Children’s mental health crisis deepens

Consequences of disproportionate restrictions playing out

This week saw the Daily Telegraph report on as yet unpublished forecasts by the Centre for Mental Health which suggested that over the next three to five years demand will be as much as three times greater than the capacity of Children’s Mental Health Services, with 1.5 million children requiring support for behavioural and affective conditions. Dame Rachel De Souza, Children’s Commissioner for England, said that a survey of more than 550,000 children — the largest such poll in history — will show mental health to be the greatest concern of this generation of children.

These figures follow on from research published in July and November of last year, previously highlighted by HART psychologists, which suggested that the extent of difficulties experienced by children and young people following the pandemic would likely be extensive, and studies from early 2021 which provided evidence that these predictions were indeed playing out. The Prince’s Trust report in January 2021 described a ‘devastating toll’ on youth mental health. This week’s reports have provided further evidence of the psychological suffering of children and young people since March 2020 and rightly reignited public conversation about this important issue.

HART is pleased to see Dame Rachel De Souza follow her predecessor’s work in speaking out on the damage caused to children and young people’s mental health over the course of the pandemic and in championing their needs. This week’s reports do not come as a surprise to HART members, and to many others who have spoken out about this government’s outright assault on children’s rights and the side-lining of their needs.

Over the course of the last fifteen months, children have been subjected to restrictions and experiences that would have been considered alien to our societal values prior to March 2020. Children have been denied access to their friends, their extended family, their school lives and extra-curricular activities. They have missed key experiences, rites of passage and celebrations and denied access to play, socialising and normal interactions. In lockdown, many children have been exposed to high levels of family stress including increased substance misuse, mental health problems and domestic violence. Even with restrictions eased, due to mass testing, they are denied the stability of uninterrupted education and predictable social lives and continue to experience the imposition of regulations which interfere with activity necessary for their development and emotional well-being. They continue to be surrounded by fearful adults and government-pushed fear messaging. All these experiences have had a profound impact upon the mental health of the young.

The UK’s obligations under the UN Convention for the Rights of the Child have been forgotten by this government and we are now seeing the consequences of restrictions which were never proportionate, given the minimal risk that the virus poses to children and the limited role they play in transmission — restrictions that were never risk-assessed and which are wholly at odds with knowledge accumulated from decades of research into child development. 

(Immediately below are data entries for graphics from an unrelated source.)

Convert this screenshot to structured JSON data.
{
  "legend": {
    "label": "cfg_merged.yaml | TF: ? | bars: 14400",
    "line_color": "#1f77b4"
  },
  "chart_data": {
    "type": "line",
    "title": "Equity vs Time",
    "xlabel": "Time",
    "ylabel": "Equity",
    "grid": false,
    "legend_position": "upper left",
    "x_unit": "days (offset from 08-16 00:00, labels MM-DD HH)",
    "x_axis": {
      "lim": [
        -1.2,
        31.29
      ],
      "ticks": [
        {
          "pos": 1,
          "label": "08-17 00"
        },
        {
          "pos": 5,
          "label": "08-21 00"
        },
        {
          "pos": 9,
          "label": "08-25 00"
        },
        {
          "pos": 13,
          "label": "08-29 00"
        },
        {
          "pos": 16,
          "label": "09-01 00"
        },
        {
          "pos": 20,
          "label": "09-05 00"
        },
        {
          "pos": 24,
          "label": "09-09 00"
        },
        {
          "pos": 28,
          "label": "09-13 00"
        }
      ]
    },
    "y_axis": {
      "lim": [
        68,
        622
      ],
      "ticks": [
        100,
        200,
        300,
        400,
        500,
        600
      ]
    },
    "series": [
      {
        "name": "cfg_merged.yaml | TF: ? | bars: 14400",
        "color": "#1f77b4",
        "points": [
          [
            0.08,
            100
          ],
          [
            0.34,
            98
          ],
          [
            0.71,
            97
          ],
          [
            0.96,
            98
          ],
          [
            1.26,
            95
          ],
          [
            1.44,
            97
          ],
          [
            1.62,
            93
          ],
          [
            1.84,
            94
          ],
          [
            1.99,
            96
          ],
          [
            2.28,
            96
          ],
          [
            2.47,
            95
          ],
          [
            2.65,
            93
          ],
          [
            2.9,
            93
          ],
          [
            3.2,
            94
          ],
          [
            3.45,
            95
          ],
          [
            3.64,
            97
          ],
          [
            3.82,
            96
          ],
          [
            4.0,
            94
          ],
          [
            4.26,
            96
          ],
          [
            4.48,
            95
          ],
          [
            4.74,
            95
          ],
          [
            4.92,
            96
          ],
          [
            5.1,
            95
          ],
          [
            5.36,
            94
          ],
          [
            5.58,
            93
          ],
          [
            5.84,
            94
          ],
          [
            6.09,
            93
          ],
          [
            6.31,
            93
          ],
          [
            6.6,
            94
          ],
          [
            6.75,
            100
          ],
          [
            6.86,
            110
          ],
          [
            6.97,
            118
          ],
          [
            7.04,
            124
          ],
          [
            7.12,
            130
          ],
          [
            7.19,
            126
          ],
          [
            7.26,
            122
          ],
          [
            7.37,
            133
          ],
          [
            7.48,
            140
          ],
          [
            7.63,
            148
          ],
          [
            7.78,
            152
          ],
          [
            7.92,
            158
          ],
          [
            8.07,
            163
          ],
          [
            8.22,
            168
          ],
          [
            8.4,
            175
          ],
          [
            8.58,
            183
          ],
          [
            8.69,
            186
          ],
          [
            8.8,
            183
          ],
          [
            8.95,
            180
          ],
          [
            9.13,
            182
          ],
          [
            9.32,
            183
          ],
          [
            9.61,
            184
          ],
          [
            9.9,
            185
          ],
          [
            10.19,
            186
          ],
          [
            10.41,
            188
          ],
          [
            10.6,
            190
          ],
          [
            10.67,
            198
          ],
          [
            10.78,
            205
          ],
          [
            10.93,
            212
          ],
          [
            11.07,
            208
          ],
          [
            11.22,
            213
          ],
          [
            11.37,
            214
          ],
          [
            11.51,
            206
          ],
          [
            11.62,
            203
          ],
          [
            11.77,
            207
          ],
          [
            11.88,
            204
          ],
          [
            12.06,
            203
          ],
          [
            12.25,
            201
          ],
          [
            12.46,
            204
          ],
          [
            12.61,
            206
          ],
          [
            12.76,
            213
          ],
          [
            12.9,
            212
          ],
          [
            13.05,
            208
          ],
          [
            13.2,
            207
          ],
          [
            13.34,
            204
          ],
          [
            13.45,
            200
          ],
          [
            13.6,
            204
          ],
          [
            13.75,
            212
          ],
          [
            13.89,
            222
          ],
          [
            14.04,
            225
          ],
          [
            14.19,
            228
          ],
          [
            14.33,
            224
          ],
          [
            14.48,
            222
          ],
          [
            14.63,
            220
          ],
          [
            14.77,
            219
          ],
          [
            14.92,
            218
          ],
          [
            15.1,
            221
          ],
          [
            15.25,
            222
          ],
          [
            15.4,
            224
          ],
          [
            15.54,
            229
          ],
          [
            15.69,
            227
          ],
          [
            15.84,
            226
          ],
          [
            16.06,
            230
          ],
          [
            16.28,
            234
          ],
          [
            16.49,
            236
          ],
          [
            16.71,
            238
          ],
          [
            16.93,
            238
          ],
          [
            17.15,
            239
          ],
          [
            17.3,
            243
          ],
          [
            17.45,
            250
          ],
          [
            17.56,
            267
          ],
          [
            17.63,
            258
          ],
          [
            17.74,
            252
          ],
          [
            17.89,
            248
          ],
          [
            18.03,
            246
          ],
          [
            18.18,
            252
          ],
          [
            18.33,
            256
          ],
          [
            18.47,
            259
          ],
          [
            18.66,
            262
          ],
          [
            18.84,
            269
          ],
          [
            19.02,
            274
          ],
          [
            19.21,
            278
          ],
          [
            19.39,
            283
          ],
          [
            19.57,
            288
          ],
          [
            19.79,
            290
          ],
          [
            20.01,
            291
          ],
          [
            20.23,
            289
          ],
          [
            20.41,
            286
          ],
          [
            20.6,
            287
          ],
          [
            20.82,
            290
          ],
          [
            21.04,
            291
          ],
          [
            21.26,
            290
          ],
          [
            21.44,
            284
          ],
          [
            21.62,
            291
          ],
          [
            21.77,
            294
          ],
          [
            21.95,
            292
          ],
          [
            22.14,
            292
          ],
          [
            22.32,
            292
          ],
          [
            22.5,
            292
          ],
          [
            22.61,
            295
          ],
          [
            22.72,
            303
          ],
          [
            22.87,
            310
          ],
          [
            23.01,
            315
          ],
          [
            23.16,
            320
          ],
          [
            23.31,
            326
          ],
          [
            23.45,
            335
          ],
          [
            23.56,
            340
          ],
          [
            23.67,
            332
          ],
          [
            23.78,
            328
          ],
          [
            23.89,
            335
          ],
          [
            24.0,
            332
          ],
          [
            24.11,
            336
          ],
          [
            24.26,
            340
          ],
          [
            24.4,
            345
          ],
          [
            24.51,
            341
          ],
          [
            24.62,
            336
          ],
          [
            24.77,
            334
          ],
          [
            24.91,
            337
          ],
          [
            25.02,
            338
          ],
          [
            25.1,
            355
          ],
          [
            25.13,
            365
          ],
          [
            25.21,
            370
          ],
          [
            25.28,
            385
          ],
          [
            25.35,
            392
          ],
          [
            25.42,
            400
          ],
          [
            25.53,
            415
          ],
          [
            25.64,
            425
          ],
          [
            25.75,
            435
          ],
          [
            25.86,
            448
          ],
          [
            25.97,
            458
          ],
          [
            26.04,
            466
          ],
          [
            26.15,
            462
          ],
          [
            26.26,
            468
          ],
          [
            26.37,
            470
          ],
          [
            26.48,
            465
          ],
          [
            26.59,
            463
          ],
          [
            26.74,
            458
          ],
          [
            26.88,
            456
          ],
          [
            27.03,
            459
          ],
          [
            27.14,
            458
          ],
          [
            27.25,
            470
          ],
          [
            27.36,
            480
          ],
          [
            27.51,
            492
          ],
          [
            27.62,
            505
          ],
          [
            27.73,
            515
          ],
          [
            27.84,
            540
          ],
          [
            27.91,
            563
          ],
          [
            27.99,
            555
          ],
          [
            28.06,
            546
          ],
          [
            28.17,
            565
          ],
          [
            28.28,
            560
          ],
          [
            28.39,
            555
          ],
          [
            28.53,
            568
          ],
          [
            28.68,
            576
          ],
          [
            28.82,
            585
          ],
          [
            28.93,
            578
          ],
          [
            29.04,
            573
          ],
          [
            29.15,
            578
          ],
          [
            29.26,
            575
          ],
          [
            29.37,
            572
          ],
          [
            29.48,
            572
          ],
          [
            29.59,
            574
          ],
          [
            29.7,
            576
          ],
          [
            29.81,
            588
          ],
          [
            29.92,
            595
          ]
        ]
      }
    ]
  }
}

HART believes that as a matter of urgency, children’s needs must be prioritised. Unnecessary testing of healthy children must stop. Fear messaging must stop. Children must be allowed to experience stability and predictability in their home lives, their social lives and education. They require the care of adults at school, home and in their communities who model calm, sensible risk appraisal and an attitude to other human beings which is not fearful. 

Whatever the future trajectory of the virus, the mistakes of the past year must not be repeated. Our children must be enabled to recover and thrive.